If you can get a straight man to talk to you about why he is having sex with men, it’s very likely that he’s going to draw from a small set of acceptable narratives about why straight men do things like that, and I think that’s a really common one, you know, the narrative of constraint —Well, I’d rather be having sex with a woman, but there are no women available, or, Women are too complicated — this kind of thing. But I don’t buy that.

That’s not to say that I think those straight men know the real reason — I think often they don’t know. I guess we don’t have language that circulates in mainstream culture that would help straight men make sense of or explain their sexual encounters with other men, whereas straight women, when they have sexual encounters with other women, have an array of socially acceptable narratives that they can draw on.

.. I think straight people who engage in homosexual sex, what makes them straight is precisely that they have no interest whatsoever in being part of queer subculture, and so in the last chapter I’m making the point that they could if they wanted to, but they don’t, and that’s part of how we know that this is homosexual sex being enacted in the service of heteronormativity.

.. And similarly, many straight men, especially younger men, have a very ambivalent relationship to women’s bodies and many feminists have written about this at length. The sort of natural state of women’s bodies, the smell of their vagina, their armpit hair, their leg hair — straight men are only attracted to women’s bodies to the extent that they have been very carefully modified.

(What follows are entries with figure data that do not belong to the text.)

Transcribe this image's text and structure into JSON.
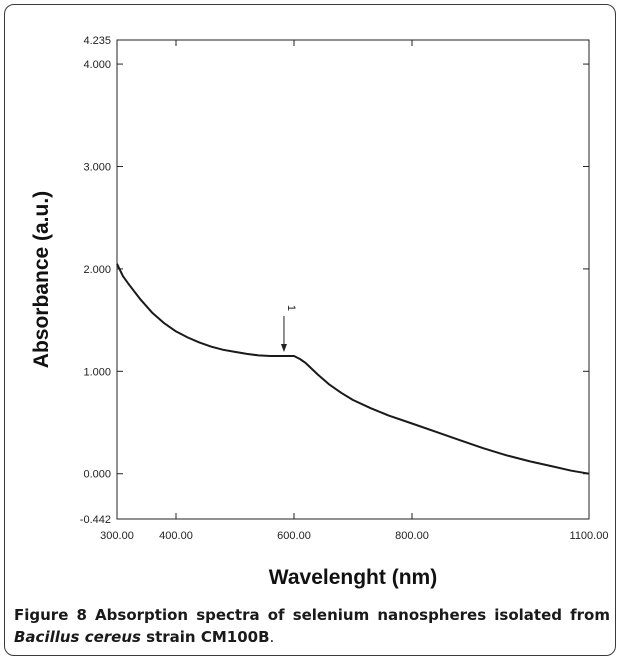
{
  "chart_data": {
    "type": "line",
    "xlabel": "Wavelenght (nm)",
    "ylabel": "Absorbance (a.u.)",
    "xlim": [
      300,
      1100
    ],
    "ylim": [
      -0.442,
      4.235
    ],
    "x_ticks": [
      300,
      400,
      600,
      800,
      1100
    ],
    "x_tick_labels": [
      "300.00",
      "400.00",
      "600.00",
      "800.00",
      "1100.00"
    ],
    "y_ticks": [
      -0.442,
      0,
      1,
      2,
      3,
      4,
      4.235
    ],
    "y_tick_labels": [
      "-0.442",
      "0.000",
      "1.000",
      "2.000",
      "3.000",
      "4.000",
      "4.235"
    ],
    "grid": false,
    "series": [
      {
        "x": [
          300,
          310,
          320,
          340,
          360,
          380,
          400,
          420,
          440,
          460,
          480,
          500,
          520,
          540,
          560,
          580,
          600,
          610,
          620,
          640,
          660,
          680,
          700,
          730,
          760,
          800,
          840,
          880,
          920,
          960,
          1000,
          1040,
          1070,
          1100
        ],
        "values": [
          2.05,
          1.93,
          1.85,
          1.7,
          1.57,
          1.47,
          1.39,
          1.33,
          1.28,
          1.24,
          1.21,
          1.19,
          1.17,
          1.155,
          1.15,
          1.15,
          1.15,
          1.12,
          1.08,
          0.97,
          0.87,
          0.79,
          0.72,
          0.64,
          0.57,
          0.49,
          0.41,
          0.33,
          0.25,
          0.18,
          0.12,
          0.07,
          0.03,
          0.0
        ]
      }
    ],
    "annotations": [
      {
        "text": "1",
        "x": 583,
        "y": 1.15
      }
    ]
  },
  "caption": {
    "label": "Figure 8",
    "text_1": " Absorption spectra of selenium nanospheres isolated from ",
    "species": "Bacillus cereus",
    "text_2": " strain CM100B",
    "end": "."
  }
}
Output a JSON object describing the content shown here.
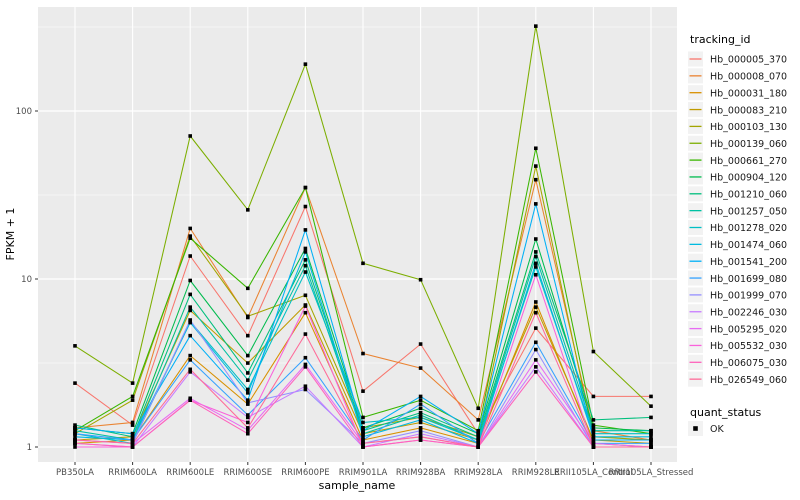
{
  "chart_data": {
    "type": "line",
    "y_scale": "log10",
    "panel_bg": "#EBEBEB",
    "grid_color": "#FFFFFF",
    "tick_color": "#333333",
    "tick_text_color": "#4D4D4D",
    "point_color": "#000000",
    "axes": {
      "x": {
        "title": "sample_name",
        "categories": [
          "PB350LA",
          "RRIM600LA",
          "RRIM600LE",
          "RRIM600SE",
          "RRIM600PE",
          "RRIM901LA",
          "RRIM928BA",
          "RRIM928LA",
          "RRIM928LE",
          "RRII105LA_Control",
          "RRII105LA_Stressed"
        ]
      },
      "y": {
        "title": "FPKM + 1",
        "major_ticks": [
          1,
          10,
          100
        ],
        "minor_gridlines": [
          3.162,
          31.62,
          316.2
        ],
        "range_hint": [
          0.93,
          430
        ]
      }
    },
    "legend": {
      "tracking_title": "tracking_id",
      "quant_title": "quant_status",
      "quant_items": [
        {
          "label": "OK",
          "marker": "black-square"
        }
      ],
      "key_bg": "#F2F2F2"
    },
    "series": [
      {
        "name": "Hb_000005_370",
        "color": "#F8766D",
        "values": [
          2.4,
          1.35,
          13.7,
          4.6,
          27,
          2.15,
          4.1,
          1.2,
          5.1,
          2.0,
          2.0
        ]
      },
      {
        "name": "Hb_000008_070",
        "color": "#EA8331",
        "values": [
          1.3,
          1.4,
          20,
          5.9,
          35,
          3.6,
          2.95,
          1.45,
          39,
          1.25,
          1.1
        ]
      },
      {
        "name": "Hb_000031_180",
        "color": "#D89000",
        "values": [
          1.05,
          1.1,
          3.5,
          1.8,
          6.3,
          1.1,
          1.3,
          1.05,
          7.3,
          1.05,
          1.0
        ]
      },
      {
        "name": "Hb_000083_210",
        "color": "#C09B00",
        "values": [
          1.1,
          1.15,
          6.5,
          3.16,
          7.0,
          1.2,
          1.4,
          1.1,
          6.8,
          1.1,
          1.05
        ]
      },
      {
        "name": "Hb_000103_130",
        "color": "#A3A500",
        "values": [
          1.2,
          1.9,
          18,
          6.0,
          8.0,
          1.3,
          1.5,
          1.15,
          47,
          1.15,
          1.1
        ]
      },
      {
        "name": "Hb_000139_060",
        "color": "#7CAE00",
        "values": [
          4.0,
          2.4,
          71,
          25.8,
          190,
          12.4,
          9.9,
          1.7,
          320,
          3.7,
          1.75
        ]
      },
      {
        "name": "Hb_000661_270",
        "color": "#39B600",
        "values": [
          1.25,
          2.0,
          17.5,
          8.8,
          35,
          1.5,
          1.9,
          1.25,
          60,
          1.35,
          1.2
        ]
      },
      {
        "name": "Hb_000904_120",
        "color": "#00BB4E",
        "values": [
          1.3,
          1.2,
          9.8,
          3.5,
          15.2,
          1.3,
          1.7,
          1.2,
          17.3,
          1.3,
          1.25
        ]
      },
      {
        "name": "Hb_001210_060",
        "color": "#00BF7D",
        "values": [
          1.35,
          1.15,
          8.1,
          2.76,
          13,
          1.25,
          1.6,
          1.15,
          14.5,
          1.45,
          1.5
        ]
      },
      {
        "name": "Hb_001257_050",
        "color": "#00C1A3",
        "values": [
          1.25,
          1.1,
          6.8,
          2.5,
          12,
          1.2,
          1.55,
          1.1,
          13.6,
          1.25,
          1.25
        ]
      },
      {
        "name": "Hb_001278_020",
        "color": "#00BFC4",
        "values": [
          1.2,
          1.05,
          5.6,
          2.2,
          11,
          1.4,
          1.5,
          1.1,
          11.8,
          1.2,
          1.2
        ]
      },
      {
        "name": "Hb_001474_060",
        "color": "#00BAE0",
        "values": [
          1.15,
          1.1,
          5.5,
          2.1,
          14.5,
          1.15,
          1.45,
          1.05,
          12.4,
          1.15,
          1.15
        ]
      },
      {
        "name": "Hb_001541_200",
        "color": "#00B0F6",
        "values": [
          1.3,
          1.2,
          4.6,
          1.9,
          19.6,
          1.25,
          2.0,
          1.2,
          28,
          1.1,
          1.1
        ]
      },
      {
        "name": "Hb_001699_080",
        "color": "#35A2FF",
        "values": [
          1.2,
          1.1,
          3.3,
          1.55,
          3.4,
          1.1,
          1.8,
          1.05,
          4.2,
          1.05,
          1.05
        ]
      },
      {
        "name": "Hb_001999_070",
        "color": "#9590FF",
        "values": [
          1.1,
          1.05,
          5.7,
          1.83,
          2.2,
          1.05,
          1.25,
          1.0,
          3.8,
          1.0,
          1.0
        ]
      },
      {
        "name": "Hb_002246_030",
        "color": "#C77CFF",
        "values": [
          1.05,
          1.0,
          2.8,
          1.5,
          2.3,
          1.0,
          1.2,
          1.0,
          3.0,
          1.0,
          1.0
        ]
      },
      {
        "name": "Hb_005295_020",
        "color": "#E76BF3",
        "values": [
          1.1,
          1.05,
          1.95,
          1.26,
          3.1,
          1.05,
          1.15,
          1.0,
          3.3,
          1.05,
          1.0
        ]
      },
      {
        "name": "Hb_005532_030",
        "color": "#FA62DB",
        "values": [
          1.0,
          1.0,
          1.9,
          1.4,
          6.9,
          1.0,
          1.1,
          1.0,
          10.6,
          1.0,
          1.0
        ]
      },
      {
        "name": "Hb_006075_030",
        "color": "#FF62BC",
        "values": [
          1.05,
          1.0,
          1.9,
          1.2,
          3.0,
          1.0,
          1.1,
          1.0,
          2.8,
          1.0,
          1.0
        ]
      },
      {
        "name": "Hb_026549_060",
        "color": "#FF6A98",
        "values": [
          1.1,
          1.05,
          2.9,
          1.3,
          4.7,
          1.05,
          1.15,
          1.0,
          6.3,
          1.0,
          1.0
        ]
      }
    ]
  }
}
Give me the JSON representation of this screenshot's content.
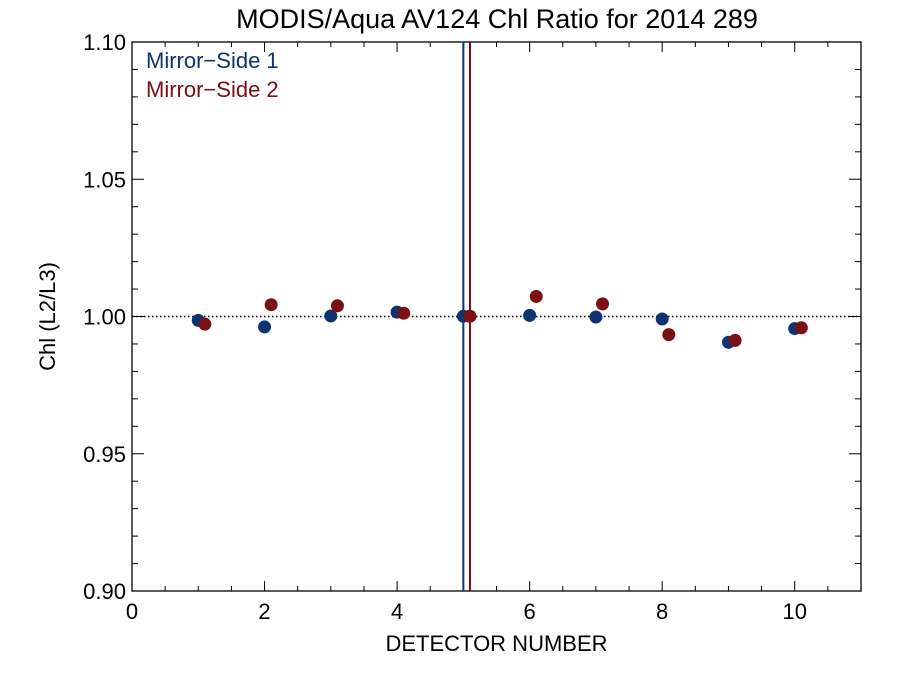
{
  "chart_data": {
    "type": "scatter",
    "title": "MODIS/Aqua AV124 Chl Ratio for 2014 289",
    "xlabel": "DETECTOR NUMBER",
    "ylabel": "Chl (L2/L3)",
    "xlim": [
      0,
      11
    ],
    "ylim": [
      0.9,
      1.1
    ],
    "x_ticks": [
      0,
      2,
      4,
      6,
      8,
      10
    ],
    "x_tick_labels": [
      "0",
      "2",
      "4",
      "6",
      "8",
      "10"
    ],
    "y_ticks": [
      0.9,
      0.95,
      1.0,
      1.05,
      1.1
    ],
    "y_tick_labels": [
      "0.90",
      "0.95",
      "1.00",
      "1.05",
      "1.10"
    ],
    "reference_line": {
      "y": 1.0,
      "style": "dotted",
      "color": "#000000"
    },
    "legend_position": "top-left",
    "series": [
      {
        "name": "Mirror−Side 1",
        "color": "#0e3372",
        "x": [
          1,
          2,
          3,
          4,
          5,
          6,
          7,
          8,
          9,
          10
        ],
        "y": [
          0.9986,
          0.9962,
          1.0002,
          1.0016,
          1.0001,
          1.0004,
          0.9998,
          0.9991,
          0.9906,
          0.9956
        ],
        "vertical_line_x": 5.0
      },
      {
        "name": "Mirror−Side 2",
        "color": "#7a0f14",
        "x": [
          1.1,
          2.1,
          3.1,
          4.1,
          5.1,
          6.1,
          7.1,
          8.1,
          9.1,
          10.1
        ],
        "y": [
          0.9972,
          1.0043,
          1.0039,
          1.0012,
          1.0001,
          1.0073,
          1.0046,
          0.9934,
          0.9913,
          0.9959
        ],
        "vertical_line_x": 5.1
      }
    ]
  }
}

.. Yeah, well what I would like to see first is acknowledgement, more mainstream acknowledgement that everybody has homosexual sex. And when I say that I don’t mean that truly everybody does — there are some people who have no sex and of course there are some people who never have homosexual sex, but if we’re going to talk about who has homosexual sex, we often just think, well, only gay, lesbian, and bisexual-identified people have homosexual sex, but it turns out straight women have a lot of homosexual contact with other women, and so do straight men, and so that means that kind of everybody does, and so I think it would be helpful to just start with greater awareness that homosexual desire is just part of the human condition.

.. To me that’s a more interesting question than Are you born gay or straight? and so I think that the solution, honestly, is to stop being so obsessed with sociobiological arguments about sexual orientation, which I think are a trap, frankly, and instead ask the question, Given that so many humans have homosexual encounters, what is it that makes some people understand their homosexual encounters as culturally significant, and other people understand it as meaningless or circumstantial? I don’t think we have the answer to that question yet.

.. I’d probably even say homophobic argument, because the logic is, Well, of course I was born gay — who would ever choose a life like this? No one would ever choose to be queer, so of course it must be something that I have no choice about, that I have no control over.